Lufthansa will mit dem Stellenabbau und weiteren Schritten das Ergebnis in den nächsten Jahren um 1,5 Mrd. Euro verbessern. Ziel sei es, den Abbau sozialverträglich zu gestalten. Mit rund 100 Mio. Franken muss sich auch die Swiss am Ertragsverbesserungsprogramm beteiligen, wie die Airline bereits bei Vorlage des Jahresergebnisses am 15. März bekannt gegeben hatte.

Was dies für den Personalbestand in der Schweiz konkret bedeutet, ist noch unklar. «Die Swiss partizipiert am Ertragsverbesserungsprogramm des Lufthansa Konzerns, die konkreten Massnahmen werden derzeit noch erarbeitet», sagte eine Swiss-Sprecherin. Anpassungen in der Verwaltung seien nicht auszuschliessen. Die Swiss sei jedoch bereits schlank aufgestellt.

«Situation schwierig»

«Die Marktsituation bleibt schwierig, die Volatilität in unserer Industrie hat ein Niveau erreicht, das wir bisher nicht gekannt haben», erklärte Swiss-Chef Harry Hohmeister.

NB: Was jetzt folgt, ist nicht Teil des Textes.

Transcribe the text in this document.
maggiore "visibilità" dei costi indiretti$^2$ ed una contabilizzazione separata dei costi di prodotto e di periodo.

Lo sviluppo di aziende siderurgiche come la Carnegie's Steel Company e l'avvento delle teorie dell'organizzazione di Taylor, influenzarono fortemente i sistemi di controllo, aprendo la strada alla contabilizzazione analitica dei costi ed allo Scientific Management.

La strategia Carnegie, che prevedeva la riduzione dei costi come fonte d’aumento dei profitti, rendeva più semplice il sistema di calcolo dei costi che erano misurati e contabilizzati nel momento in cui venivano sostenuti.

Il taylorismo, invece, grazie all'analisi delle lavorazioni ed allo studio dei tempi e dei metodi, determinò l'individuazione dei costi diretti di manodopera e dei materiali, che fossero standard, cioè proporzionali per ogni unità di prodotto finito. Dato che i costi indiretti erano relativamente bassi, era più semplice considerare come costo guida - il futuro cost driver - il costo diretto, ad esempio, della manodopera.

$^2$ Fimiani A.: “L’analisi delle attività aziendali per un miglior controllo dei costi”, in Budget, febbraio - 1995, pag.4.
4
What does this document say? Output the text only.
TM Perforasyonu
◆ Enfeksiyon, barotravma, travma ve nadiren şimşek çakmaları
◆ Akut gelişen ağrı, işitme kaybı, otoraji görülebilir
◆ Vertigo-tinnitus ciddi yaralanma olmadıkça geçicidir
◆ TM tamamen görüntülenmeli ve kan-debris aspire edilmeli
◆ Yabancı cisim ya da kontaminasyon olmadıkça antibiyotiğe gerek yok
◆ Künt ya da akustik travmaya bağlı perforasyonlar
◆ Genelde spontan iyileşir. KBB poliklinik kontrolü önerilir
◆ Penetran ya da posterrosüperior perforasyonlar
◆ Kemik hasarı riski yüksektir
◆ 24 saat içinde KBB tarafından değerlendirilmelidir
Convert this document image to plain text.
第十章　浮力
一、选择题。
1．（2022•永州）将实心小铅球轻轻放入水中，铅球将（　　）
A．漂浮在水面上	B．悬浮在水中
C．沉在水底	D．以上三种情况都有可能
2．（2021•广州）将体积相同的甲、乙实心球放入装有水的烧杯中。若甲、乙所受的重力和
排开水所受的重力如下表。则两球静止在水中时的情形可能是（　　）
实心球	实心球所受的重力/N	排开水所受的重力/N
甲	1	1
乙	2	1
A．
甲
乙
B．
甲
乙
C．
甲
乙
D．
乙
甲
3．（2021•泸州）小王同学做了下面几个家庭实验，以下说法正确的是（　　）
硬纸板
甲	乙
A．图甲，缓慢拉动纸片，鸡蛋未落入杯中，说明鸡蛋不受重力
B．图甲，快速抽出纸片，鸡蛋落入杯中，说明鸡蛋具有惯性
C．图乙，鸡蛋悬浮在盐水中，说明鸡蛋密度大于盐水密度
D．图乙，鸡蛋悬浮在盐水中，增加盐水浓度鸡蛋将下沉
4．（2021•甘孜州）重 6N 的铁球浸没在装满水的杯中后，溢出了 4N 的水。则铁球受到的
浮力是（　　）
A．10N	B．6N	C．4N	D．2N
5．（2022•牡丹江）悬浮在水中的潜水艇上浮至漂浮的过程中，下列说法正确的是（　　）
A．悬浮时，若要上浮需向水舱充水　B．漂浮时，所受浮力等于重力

Es ist das erste Quartal mit roten Zahlen seit Anfang 2010. Im ersten Quartal 2011 hatte die Swiss noch einen Gewinn von 16 Mio. Fr. verbucht.

Auch der Mutterkonzern leidet: Wie die Lufthansa bereits am Mittwochabend mitgeteilt hat, ist das Unternehmen im ersten Quartal 2012 tief in die roten Zahlen gerutscht. Operativ verbuchte die Gruppe konzernweit einen Verlust von 381 Mio. Euro nach einem Verlust von 169 Mio. Euro im Vorjahreszeitraum.